August 1984

A GRUNT CAN COPE with monsoons, with leeches, with searing heat, suffocating humidity. The savagery of war does not strip him of his humanity. These things are external. They are not of the self. One does not say, “I am the pain of leeches.” One does not say, “I am a firefight.” “I am Manny’s death.” “I am an atrocity.” It requires a return to a civilized World to complete that dehumanization.

This became Bobby’s theory of the self. As you witness our destruction, you should have our criteria for evaluation. It was maybe six years ago that Bobby said, “In finding one’s self one loses one’s self and no longer needs to define one’s self because one simply is. That is the true self. When one no longer needs to define one’s self in terms of possessions, actions, or relationships, the self falls away, opening one up to actions and relationships. Losing one’s self frees one to do, to observe, to be observed, to interact without the constraints of looking at one’s self through others’ eyes, or even one’s own. Praise and criticism, real or imagined, block one from developing a value system based on criteria beyond the immediate, beyond the past, beyond projected opinions, polls, the people’s will, election results, resale values, net-net-net and myriad other less-than-ultimate criteria. Our problem is searching for ultimate criteria; interpreting actions and thoughts against those criteria; establishing a guide, a code, an ethic, that reflects those criteria.”

It was not new, but to him, to us, it seemed like something lost. It had been lost to “our people,” lost to our country; and our people and country were floating, a rudderless ship—the rudder voluntarily destroyed or purposefully disconnected in the name of criteria driven by the three great temptations: greed, lust, and power; insidious, manipulative forces like unseen toxins coursing through the system tripping, cutting, causing us to lose our way, to lose opportunities, to feel guilty for what might have been.

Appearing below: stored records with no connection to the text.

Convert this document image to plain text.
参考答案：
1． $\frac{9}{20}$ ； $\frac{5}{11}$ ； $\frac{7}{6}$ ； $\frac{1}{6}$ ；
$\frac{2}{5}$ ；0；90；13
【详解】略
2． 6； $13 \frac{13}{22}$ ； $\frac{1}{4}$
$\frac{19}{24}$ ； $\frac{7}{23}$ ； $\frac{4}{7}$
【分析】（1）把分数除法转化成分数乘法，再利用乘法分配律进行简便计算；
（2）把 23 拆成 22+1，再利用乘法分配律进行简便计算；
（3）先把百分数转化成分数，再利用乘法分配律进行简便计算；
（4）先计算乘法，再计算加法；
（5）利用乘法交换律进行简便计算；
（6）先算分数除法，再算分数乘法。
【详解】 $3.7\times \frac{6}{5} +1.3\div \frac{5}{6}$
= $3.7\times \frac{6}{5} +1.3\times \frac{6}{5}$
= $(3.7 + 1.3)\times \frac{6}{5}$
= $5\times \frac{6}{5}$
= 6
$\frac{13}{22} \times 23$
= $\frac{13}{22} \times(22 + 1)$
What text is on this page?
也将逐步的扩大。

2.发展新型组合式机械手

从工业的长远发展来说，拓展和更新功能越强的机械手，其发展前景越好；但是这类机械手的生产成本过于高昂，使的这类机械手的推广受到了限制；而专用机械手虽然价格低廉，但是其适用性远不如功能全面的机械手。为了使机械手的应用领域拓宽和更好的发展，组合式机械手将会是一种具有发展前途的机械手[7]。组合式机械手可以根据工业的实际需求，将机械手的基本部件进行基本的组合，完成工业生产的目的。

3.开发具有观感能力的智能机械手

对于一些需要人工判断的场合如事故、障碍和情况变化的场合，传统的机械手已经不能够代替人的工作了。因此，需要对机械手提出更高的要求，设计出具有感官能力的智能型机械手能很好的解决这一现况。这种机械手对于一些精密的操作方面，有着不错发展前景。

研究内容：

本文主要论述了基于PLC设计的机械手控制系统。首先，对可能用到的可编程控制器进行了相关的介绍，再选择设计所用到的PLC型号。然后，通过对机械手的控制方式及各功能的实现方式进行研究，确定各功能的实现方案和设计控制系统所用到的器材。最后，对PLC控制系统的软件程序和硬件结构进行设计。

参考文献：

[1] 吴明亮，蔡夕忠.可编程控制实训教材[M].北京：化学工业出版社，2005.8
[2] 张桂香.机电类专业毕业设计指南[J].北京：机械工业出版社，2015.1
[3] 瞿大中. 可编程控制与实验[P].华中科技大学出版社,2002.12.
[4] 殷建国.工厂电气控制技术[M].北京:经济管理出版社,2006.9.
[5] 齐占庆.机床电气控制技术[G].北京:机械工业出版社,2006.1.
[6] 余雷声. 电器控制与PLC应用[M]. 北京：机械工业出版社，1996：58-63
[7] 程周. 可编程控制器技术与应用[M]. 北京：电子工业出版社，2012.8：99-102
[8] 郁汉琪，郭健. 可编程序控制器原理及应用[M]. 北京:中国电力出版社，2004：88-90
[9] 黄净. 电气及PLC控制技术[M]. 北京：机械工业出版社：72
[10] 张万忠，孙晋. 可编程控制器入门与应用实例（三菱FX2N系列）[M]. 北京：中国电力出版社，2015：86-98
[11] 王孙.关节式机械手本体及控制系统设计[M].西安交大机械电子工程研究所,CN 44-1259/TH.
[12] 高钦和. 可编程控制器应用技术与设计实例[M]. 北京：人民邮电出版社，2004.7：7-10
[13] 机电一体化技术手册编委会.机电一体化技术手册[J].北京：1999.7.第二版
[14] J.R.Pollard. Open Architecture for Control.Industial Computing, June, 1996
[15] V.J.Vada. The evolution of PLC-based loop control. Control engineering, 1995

The bells of St. Ignat’s do not usually ring at this hour, at night, but they are ringing now, shaking me from my thoughts on self. It is day six of my fast. Owls howl. Bats scat. I’ve deluged my body with so much water it is running out of my pores and orifices and my ass is so sore. But it is nothing compared to my mind, my sense of self, at that time.

I want to be fair. Not all private or state or federal veterans medical facilities were as fucked up as Rock Ridge. And even those that were, including Rock Ridge, changed as the 1970s progressed. Change, however, did not necessarily mean improvement.